Monsieur le Ministre Garneau,

Compromettre la santé et la sécurité des passagers et des membres d’équipage à bord des avions canadiens est totalement inacceptable. Nous sommes convaincus que vous partagez ce point de vue, mais, malheureusement, Transports Canada est prêt à prendre des risques avec la santé et la sécurité des passagers et du personnel.

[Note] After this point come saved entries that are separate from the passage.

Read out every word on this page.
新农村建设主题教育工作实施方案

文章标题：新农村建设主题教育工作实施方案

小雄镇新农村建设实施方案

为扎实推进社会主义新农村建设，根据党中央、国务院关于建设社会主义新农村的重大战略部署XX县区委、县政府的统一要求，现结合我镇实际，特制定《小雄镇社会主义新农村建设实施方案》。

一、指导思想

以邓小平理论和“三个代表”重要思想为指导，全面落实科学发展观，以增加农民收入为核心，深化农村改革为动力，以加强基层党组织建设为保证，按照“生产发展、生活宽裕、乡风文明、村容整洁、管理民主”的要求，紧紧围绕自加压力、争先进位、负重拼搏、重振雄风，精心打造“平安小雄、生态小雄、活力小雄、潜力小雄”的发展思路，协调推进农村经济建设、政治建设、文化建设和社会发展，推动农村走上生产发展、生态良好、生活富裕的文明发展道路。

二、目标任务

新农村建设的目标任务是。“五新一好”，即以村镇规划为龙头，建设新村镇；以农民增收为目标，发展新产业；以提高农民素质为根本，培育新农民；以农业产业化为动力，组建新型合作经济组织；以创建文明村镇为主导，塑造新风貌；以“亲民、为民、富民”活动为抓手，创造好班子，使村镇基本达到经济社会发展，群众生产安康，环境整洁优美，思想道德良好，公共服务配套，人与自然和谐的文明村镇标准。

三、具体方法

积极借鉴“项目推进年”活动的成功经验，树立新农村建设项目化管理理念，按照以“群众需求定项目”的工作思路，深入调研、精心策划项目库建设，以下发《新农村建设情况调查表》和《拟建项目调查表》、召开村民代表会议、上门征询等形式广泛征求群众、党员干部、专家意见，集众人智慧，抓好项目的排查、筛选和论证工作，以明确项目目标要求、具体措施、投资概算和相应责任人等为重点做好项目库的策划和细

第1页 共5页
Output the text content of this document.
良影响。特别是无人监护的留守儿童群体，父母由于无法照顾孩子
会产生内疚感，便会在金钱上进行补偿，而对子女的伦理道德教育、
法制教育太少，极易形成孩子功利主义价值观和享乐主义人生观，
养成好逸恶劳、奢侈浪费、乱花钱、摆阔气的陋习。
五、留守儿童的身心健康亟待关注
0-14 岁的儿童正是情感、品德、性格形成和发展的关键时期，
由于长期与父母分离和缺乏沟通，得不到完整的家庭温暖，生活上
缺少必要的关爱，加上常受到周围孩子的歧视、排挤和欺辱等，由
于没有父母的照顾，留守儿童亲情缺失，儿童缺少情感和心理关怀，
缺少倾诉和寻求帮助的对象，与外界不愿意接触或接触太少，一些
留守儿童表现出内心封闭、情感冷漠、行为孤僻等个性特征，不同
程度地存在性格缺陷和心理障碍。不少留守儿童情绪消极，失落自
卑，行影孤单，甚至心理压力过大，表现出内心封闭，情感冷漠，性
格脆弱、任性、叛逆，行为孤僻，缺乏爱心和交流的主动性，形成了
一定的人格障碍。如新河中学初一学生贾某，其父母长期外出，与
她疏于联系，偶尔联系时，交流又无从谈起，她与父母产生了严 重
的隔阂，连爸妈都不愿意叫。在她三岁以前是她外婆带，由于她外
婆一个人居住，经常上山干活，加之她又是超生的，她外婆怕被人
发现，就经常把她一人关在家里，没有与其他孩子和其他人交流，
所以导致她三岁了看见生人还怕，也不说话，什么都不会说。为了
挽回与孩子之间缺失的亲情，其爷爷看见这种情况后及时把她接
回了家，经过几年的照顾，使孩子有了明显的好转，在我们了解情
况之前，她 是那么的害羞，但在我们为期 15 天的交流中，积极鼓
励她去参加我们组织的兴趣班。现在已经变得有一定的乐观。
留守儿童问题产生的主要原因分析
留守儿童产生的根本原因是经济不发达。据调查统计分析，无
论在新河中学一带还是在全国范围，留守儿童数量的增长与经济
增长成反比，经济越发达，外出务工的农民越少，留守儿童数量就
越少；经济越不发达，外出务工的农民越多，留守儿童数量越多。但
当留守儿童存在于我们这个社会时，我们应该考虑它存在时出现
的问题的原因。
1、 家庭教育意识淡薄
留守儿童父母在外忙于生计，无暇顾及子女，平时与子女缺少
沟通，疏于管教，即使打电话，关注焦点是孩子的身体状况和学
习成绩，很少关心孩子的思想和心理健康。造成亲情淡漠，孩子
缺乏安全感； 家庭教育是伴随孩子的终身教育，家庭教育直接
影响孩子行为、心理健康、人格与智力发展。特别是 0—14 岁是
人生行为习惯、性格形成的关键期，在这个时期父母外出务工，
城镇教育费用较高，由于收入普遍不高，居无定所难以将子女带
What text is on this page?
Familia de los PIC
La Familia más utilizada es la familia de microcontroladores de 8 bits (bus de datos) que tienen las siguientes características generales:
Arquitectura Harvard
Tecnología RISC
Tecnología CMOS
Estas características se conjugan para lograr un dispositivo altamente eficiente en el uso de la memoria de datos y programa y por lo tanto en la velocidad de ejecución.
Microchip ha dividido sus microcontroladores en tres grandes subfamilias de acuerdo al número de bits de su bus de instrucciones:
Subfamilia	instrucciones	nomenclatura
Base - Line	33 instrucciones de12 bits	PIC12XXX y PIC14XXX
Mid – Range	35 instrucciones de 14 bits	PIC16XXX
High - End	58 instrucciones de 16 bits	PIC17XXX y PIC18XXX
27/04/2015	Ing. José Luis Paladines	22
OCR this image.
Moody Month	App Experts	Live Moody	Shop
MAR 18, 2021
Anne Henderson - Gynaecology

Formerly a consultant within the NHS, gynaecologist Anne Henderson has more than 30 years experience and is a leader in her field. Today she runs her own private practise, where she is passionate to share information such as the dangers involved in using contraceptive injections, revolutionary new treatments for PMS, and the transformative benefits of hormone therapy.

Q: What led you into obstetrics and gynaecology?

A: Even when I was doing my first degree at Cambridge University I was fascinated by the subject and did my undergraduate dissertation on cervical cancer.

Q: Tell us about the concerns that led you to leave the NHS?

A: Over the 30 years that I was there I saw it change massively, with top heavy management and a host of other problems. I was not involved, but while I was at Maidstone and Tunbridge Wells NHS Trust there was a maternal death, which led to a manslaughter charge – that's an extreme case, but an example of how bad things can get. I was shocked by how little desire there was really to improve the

Le 1er août 2015, Transports Canada a permis à tous les transporteurs canadiens d’utiliser le ratio d’un agent de bord pour 50 sièges passagers (1 pour 50) sur leurs vols, même si des représentants de Transports Canada ont admis que le nouveau ratio n’offre pas un niveau de sécurité équivalent à l’ancien ratio d’un agent de bord pour 40 passagers (1 pour 40). De plus, l’évaluation des risques du ratio du 1 pour 50 effectuée par Transports Canada en 2003, dans le plus grand secret, était incomplète et biaisée.

Ce changement de ratio me trouble profondément. Sur de nombreux appareils, le nombre d’agents de bord a été réduit, ce qui fait que, dans certains cas, des sorties de secours sont laissées sans surveillance. Cela compromet la sécurité des passagers, particulièrement lors d’une évacuation ou d’une autre situation d’urgence.

Comme vous le savez, lors de la dernière campagne électorale fédérale, le Parti libéral du Canada s’est engagé à consulter « les intervenants et les experts » sur la question du ratio, « tout en mettant la sécurité de tous les Canadiens en tête de liste des priorités ».

Si votre gouvernement n’est pas prêt à abandonner immédiatement le ratio du 1 pour 50, il doit au moins respecter cette promesse électorale.

La qualité de l’air à bord des appareils canadiens nous préoccupe également.

Dans la plupart des avions, les passagers et les membres d’équipage peuvent être exposés à des vapeurs toxiques en cas de mauvais fonctionnement d’un réacteur.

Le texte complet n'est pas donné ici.